At PERE, we think capital support is actually the purest measurement. Certain managers are able to tap the listed markets for capital, but, largely, it is the commitments from institutional investors that provide the sector’s lifeblood.
From 1,000 feet, the sector appears in rude health, awash with capital. Turbulent macroeconomic conditions places real assets at the top of most institutional wish-lists, and, as that grouping's most institutionalized asset class, real estate sits in the vanguard. Today, as the market’s prime assets are snaffled up, risk is more widely accepted and managers operating value-added and opportunistic strategies are benefiting every bit as much as their core-focused contemporaries.
Let air out the balloon a little and you’ll notice not all managers are benefiting equally. Take our PERE50 annual ranking of value-added and opportunistic capital raisers, for instance. The top 10 managers vacuumed 55 percent of the $271 billion of capital collected, $149 billion. Blackstone, currently the sector’s undisputed champion, raised 36 percent of the capital raised by the top ten: more than the second, third and fourth managers combined. Those firms, Lone Star Funds, Brookfield Asset Management and Global Logistic Properties, raised more than the next seven combined.
What other things does the ranking tell us? For one, if capital support is healthy for a firm, chances are its returns are likely to have been consistently strong and that its assets under management are likely to be numerous.
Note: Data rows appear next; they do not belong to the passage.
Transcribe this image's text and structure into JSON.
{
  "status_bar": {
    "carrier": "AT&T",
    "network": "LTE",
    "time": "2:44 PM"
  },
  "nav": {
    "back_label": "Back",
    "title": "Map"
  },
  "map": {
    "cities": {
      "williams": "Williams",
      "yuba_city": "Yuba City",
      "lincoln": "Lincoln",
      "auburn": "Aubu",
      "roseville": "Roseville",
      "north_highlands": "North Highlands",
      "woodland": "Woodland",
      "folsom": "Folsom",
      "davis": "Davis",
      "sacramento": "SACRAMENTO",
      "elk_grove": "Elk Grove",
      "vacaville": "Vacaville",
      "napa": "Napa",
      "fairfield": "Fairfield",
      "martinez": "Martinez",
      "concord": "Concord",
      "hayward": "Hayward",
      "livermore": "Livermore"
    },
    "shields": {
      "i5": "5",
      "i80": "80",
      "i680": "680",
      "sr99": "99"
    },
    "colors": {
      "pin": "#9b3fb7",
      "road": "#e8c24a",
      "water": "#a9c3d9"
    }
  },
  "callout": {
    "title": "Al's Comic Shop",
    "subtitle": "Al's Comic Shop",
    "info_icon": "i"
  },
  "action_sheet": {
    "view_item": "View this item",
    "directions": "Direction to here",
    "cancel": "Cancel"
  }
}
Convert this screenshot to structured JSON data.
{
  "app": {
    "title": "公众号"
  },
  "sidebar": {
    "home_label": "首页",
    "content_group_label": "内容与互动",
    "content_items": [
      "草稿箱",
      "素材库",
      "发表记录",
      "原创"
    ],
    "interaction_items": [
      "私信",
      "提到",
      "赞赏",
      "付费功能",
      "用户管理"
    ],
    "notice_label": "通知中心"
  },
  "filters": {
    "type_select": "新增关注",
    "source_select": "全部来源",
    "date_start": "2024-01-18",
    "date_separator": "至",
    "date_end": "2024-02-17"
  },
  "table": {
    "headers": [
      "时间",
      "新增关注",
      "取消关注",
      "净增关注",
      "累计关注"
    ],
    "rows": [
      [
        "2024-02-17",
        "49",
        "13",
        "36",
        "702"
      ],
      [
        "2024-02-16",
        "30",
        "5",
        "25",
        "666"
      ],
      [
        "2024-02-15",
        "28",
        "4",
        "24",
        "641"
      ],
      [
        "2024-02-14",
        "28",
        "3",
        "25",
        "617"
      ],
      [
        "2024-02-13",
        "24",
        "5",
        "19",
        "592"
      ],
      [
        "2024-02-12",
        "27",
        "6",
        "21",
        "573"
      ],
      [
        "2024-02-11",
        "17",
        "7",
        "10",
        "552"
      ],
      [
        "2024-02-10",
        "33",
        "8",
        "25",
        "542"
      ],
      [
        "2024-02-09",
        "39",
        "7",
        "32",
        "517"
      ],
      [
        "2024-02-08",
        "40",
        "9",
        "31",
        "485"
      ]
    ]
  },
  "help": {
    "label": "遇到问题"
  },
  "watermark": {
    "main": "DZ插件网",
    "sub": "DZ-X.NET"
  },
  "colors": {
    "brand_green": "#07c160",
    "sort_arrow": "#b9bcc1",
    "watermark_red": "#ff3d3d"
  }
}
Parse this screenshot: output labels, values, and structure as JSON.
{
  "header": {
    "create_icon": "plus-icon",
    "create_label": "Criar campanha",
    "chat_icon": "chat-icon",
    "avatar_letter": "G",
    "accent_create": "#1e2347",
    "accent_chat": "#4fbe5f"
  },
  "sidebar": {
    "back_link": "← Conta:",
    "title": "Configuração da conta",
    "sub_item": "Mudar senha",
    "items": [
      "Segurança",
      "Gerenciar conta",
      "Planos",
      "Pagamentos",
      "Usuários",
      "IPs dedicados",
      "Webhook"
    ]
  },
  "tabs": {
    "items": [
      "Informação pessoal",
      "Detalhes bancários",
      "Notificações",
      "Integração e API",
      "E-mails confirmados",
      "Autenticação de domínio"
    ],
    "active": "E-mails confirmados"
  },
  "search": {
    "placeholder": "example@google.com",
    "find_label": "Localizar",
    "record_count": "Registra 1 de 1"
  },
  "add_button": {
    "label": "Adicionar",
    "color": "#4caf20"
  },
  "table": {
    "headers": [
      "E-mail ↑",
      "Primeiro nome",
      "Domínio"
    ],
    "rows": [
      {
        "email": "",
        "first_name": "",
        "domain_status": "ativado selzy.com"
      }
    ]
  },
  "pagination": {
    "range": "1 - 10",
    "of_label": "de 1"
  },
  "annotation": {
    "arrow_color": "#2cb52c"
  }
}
Blackstone has generated annualized returns of 18 percent, after fees, since 1994. Its assets passed the $100 billion barrier last month.
It also tells us that institutions are happier today than any time since the global financial crisis of 2008 to back the farthest reaching, most flexible strategies: the top 10 funds raised in the last half-decade carried global investment strategies. Specialist operator funds remain popular, particularly among the biggest institutions, but funds that are neither large generalists nor small specialists are more challenged.
Additionally, it tells us, today fewer managers are going without, even if some groups are hauling mega-funds. Last year, it took $1.78 billion to make the PERE50. This year, $2 billion was needed.
Real estate’s soothsayers remain concerned about black swans around the corner. For now, the sector’s purest indicator is positive.